Suggestions for long-term anger management
The way you typically express anger may take some time to modify. Suggestions include:
> Keep a diary of your anger outbursts, to try and understand how and why you get mad.
> Consider assertiveness training, or learning about techniques of conflict resolution.
> Learn relaxation techniques, such as meditation or yoga.
> See a counsellor or psychologist if you still feel angry about events that occurred in your past.
> Take regular exercise.
The benefits of regular exercise in mood management
People who are stressed are more likely to experience anger. Numerous worldwide studies have documented that regular exercise can improve mood and reduce stress levels. The effect may be twofold: physical exertion burns up stress chemicals, and it also boosts production of mood-regulating neurotransmitters in the brain, including endorphins and catecholamines.
Teaching children how to express anger
Expressing anger appropriately is a learned behaviour. Suggestions on helping your child to deal with strong feelings include:
> Lead by example.
> Let them know that anger is natural and should be expressed.
> Treat your child’s feelings with respect.
> Teach practical problem-solving skills.
> Encourage open and honest communication in the home.
> Allow them to express their anger in appropriate ways.

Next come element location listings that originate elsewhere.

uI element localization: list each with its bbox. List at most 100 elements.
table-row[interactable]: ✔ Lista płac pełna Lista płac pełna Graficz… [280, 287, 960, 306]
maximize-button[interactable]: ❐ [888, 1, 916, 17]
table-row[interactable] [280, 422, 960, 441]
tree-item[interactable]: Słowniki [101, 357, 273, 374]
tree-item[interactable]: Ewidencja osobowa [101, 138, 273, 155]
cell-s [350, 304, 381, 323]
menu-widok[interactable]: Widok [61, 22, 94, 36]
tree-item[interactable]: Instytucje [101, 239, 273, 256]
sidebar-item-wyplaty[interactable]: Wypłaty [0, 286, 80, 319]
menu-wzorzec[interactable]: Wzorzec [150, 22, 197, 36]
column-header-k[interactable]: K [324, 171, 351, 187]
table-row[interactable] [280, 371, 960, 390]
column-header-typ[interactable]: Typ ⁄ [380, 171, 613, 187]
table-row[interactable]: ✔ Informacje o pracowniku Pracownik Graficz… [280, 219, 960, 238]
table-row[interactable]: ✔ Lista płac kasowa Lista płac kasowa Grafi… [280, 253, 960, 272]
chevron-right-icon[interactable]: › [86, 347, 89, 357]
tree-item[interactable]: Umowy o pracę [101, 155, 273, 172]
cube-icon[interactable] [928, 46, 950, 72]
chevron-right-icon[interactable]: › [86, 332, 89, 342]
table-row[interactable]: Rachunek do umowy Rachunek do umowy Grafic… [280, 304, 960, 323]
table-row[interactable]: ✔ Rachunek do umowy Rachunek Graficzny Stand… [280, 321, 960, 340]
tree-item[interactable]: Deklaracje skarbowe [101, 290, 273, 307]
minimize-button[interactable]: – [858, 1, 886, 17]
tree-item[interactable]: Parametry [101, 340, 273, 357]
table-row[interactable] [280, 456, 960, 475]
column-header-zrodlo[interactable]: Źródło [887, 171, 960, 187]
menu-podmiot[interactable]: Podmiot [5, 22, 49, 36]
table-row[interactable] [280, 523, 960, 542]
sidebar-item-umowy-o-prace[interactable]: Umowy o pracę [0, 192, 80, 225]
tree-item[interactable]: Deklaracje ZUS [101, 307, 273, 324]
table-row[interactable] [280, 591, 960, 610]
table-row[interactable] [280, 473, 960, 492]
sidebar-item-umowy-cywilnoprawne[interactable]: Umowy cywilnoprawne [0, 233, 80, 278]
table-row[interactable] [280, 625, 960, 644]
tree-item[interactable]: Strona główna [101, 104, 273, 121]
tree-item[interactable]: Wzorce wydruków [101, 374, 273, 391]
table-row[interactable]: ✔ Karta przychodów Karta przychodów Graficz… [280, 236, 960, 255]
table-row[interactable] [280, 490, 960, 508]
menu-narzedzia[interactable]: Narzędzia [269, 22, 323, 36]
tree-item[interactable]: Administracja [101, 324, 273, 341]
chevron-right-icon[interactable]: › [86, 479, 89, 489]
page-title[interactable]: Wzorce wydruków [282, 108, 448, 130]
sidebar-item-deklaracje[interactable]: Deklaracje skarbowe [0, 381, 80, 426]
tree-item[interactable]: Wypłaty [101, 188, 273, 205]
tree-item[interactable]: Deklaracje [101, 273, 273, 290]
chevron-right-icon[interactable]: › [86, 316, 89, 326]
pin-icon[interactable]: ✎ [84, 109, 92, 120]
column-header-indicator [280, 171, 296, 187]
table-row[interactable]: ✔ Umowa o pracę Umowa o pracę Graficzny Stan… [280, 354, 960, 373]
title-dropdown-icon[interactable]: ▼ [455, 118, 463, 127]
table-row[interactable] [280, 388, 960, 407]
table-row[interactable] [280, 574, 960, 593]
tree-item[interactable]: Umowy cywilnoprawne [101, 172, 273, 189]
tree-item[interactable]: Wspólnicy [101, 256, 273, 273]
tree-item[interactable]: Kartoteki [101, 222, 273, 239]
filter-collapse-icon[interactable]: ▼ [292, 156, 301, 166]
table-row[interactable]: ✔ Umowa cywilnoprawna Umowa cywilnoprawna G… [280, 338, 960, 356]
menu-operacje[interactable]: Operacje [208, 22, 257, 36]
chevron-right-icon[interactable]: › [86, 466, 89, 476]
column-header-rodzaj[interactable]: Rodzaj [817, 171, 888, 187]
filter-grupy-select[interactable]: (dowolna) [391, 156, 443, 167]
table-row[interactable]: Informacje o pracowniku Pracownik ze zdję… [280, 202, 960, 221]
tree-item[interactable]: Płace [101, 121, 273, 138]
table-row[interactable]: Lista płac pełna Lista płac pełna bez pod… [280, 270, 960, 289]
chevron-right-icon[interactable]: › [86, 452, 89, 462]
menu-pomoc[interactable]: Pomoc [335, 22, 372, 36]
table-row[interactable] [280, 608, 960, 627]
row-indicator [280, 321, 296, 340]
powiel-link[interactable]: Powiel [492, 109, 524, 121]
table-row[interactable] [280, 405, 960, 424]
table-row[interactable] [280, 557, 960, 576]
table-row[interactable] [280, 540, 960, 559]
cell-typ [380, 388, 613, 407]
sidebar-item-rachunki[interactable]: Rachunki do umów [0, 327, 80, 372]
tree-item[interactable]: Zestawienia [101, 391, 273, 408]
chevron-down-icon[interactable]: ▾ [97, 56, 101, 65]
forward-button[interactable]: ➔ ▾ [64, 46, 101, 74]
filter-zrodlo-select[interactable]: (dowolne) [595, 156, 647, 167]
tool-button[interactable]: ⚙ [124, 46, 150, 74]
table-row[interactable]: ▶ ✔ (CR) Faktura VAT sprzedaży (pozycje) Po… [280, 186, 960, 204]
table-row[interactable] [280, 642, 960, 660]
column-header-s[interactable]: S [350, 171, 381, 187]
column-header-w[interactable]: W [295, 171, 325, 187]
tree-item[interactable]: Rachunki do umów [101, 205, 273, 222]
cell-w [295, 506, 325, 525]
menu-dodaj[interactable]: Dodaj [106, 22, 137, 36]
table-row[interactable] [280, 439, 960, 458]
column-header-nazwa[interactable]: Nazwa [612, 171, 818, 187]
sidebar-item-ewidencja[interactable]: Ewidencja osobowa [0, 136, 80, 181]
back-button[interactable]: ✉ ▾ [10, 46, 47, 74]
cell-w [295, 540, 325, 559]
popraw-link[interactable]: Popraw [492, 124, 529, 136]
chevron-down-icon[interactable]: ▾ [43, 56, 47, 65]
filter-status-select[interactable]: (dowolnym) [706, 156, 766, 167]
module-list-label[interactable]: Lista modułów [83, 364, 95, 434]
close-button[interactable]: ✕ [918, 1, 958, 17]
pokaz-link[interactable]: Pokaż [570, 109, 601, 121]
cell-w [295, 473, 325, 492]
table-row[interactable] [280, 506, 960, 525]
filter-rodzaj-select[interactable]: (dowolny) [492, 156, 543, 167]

>Explain the difference between aggression and anger.
> Punish aggression or violence, but not appropriately expressed anger.
> Teach your child different ways of calming and soothing themselves.
Where to get help
> Your doctor
> Counsellor
Things to remember
> The long-term physical effects of uncontrolled anger include increased anxiety, high blood pressure and headache.
> Anger is a positive and useful emotion, if it is expressed appropriately.
> Long-term strategies for anger management include regular physical exercise, learning relaxation techniques and counseling.